Win-Win for Pharmacy Students, Patients

“There is very little Medicare funding available for medication therapy management,” says Boesen. “The use of students helps keep our costs down, while involving students in patient counseling enables them to apply their classroom work to the real world.”

Whether it’s a pharmacy student, technician or full-time pharmacist on the phone with a patient, everyone at the center believes combining the personal touch and the right data is the secret sauce.

“Medication therapy management is not something that can be delivered solely with a technical solution,” says Boesen. “Having a professional interpret the output of the medication analysis, then call and talk to the patient is critical to the solution.”

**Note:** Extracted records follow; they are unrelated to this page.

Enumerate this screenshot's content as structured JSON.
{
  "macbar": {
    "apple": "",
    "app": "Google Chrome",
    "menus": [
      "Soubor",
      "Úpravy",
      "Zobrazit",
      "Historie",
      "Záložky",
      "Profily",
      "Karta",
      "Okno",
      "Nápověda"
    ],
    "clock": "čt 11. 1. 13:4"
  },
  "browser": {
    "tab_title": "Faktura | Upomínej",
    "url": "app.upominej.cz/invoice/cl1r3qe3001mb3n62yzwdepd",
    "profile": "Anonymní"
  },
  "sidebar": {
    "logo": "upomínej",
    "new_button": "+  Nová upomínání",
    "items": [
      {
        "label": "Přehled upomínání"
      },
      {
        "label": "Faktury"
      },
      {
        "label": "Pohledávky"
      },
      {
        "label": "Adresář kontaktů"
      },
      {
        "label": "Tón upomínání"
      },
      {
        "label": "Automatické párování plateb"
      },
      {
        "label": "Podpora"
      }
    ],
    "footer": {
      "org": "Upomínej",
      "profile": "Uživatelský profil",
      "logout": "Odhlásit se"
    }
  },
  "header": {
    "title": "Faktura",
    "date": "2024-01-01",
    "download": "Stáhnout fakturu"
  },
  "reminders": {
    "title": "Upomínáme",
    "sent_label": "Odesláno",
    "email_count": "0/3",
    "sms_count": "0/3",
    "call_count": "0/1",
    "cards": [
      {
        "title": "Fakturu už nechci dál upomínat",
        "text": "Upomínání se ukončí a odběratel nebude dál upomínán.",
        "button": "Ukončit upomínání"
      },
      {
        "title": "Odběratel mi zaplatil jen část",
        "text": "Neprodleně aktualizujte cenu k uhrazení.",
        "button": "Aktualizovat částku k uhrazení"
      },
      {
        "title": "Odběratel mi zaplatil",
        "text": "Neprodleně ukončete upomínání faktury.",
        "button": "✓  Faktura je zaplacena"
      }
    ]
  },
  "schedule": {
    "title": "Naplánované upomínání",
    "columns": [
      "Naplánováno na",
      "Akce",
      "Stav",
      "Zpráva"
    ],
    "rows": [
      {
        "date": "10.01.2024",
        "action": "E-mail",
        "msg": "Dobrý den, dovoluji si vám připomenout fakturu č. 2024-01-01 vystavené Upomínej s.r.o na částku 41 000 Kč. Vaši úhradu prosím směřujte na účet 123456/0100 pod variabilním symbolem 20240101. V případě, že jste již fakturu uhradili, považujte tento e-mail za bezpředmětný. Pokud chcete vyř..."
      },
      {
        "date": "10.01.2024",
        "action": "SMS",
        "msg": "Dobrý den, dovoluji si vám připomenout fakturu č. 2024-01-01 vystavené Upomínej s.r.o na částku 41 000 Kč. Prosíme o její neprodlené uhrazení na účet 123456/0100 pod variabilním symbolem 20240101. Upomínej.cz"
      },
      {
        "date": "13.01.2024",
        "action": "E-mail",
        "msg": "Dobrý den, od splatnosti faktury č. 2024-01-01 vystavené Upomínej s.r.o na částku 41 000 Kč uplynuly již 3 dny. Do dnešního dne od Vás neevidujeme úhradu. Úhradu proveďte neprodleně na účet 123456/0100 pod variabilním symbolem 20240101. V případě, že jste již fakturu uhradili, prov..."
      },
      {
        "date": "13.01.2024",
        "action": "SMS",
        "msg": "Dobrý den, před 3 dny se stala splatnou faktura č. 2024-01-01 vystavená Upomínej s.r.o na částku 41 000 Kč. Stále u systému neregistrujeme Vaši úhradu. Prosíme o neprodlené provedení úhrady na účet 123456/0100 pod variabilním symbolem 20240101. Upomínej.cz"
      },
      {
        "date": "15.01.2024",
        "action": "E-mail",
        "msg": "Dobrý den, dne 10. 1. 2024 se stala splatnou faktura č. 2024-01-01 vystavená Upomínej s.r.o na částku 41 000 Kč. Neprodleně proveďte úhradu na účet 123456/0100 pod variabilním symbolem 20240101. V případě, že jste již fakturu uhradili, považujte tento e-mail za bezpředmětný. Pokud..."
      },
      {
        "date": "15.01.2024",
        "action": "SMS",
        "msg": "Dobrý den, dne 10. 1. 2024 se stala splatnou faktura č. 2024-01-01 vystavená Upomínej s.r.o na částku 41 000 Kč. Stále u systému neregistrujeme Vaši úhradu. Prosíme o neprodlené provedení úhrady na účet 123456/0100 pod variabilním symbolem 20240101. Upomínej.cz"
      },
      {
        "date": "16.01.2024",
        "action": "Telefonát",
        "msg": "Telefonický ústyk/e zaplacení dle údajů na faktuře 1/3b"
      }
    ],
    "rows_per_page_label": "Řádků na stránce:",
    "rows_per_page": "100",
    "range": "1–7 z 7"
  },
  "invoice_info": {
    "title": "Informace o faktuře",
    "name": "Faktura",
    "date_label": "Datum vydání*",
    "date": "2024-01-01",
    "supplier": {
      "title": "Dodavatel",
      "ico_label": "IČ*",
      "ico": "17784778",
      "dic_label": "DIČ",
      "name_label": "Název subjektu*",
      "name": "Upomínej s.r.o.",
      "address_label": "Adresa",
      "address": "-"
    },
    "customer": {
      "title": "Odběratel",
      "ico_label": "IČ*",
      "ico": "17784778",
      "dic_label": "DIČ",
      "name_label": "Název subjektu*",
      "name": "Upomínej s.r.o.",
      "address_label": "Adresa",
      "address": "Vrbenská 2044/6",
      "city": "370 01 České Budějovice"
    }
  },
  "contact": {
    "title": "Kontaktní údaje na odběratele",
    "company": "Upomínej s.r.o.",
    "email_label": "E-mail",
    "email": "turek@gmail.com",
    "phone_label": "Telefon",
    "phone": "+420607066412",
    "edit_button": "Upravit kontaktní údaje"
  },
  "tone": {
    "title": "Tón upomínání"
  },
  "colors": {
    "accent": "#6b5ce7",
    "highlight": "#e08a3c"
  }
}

Today, the center’s roster of clients includes 300 different health plans impacting 6 million patients.The center’s staff performs more than 1 million file reviews a month, 10 percent of which are forwarded to staff for attention, resulting in about 75,000 patient calls a month.

“We’re serving approximately 20 percent of the total market of 30 million Medicare lives plus about 500,000 commercial insurance patients,” says Boesen.

Improving Drug Safety, Reducing Costs

As a result of the center’s work with patients and their physicians in 2012, 163,468 medication changes were made, representing approximately $65 million in total savings.

Capitalizing on that momentum, Boesen says SinfoniaRx has its sights set on expansion — both in the type of patient they serve and the illnesses they monitor.

“We would like to expand beyond elderly patients to younger populations with chronic illnesses,” he says. “And we’d like to be able to integrate additional data points, such as using home scales that would notify our staff of quick weight gains in patients with heart disease that could help us prevent a hospitalization or ER visit.”

McCusker says they are also looking at international clients.

“We have had interest from the United Kingdom, Saudi Arabia and New Zealand,” he says. “Huge dollars are spent on unnecessary medications and payors are beginning to see the economics of reviewing their prescription claims data. It’s sweeping the nation and the world.

“This is the most powerful thing any of us have ever been involved with.”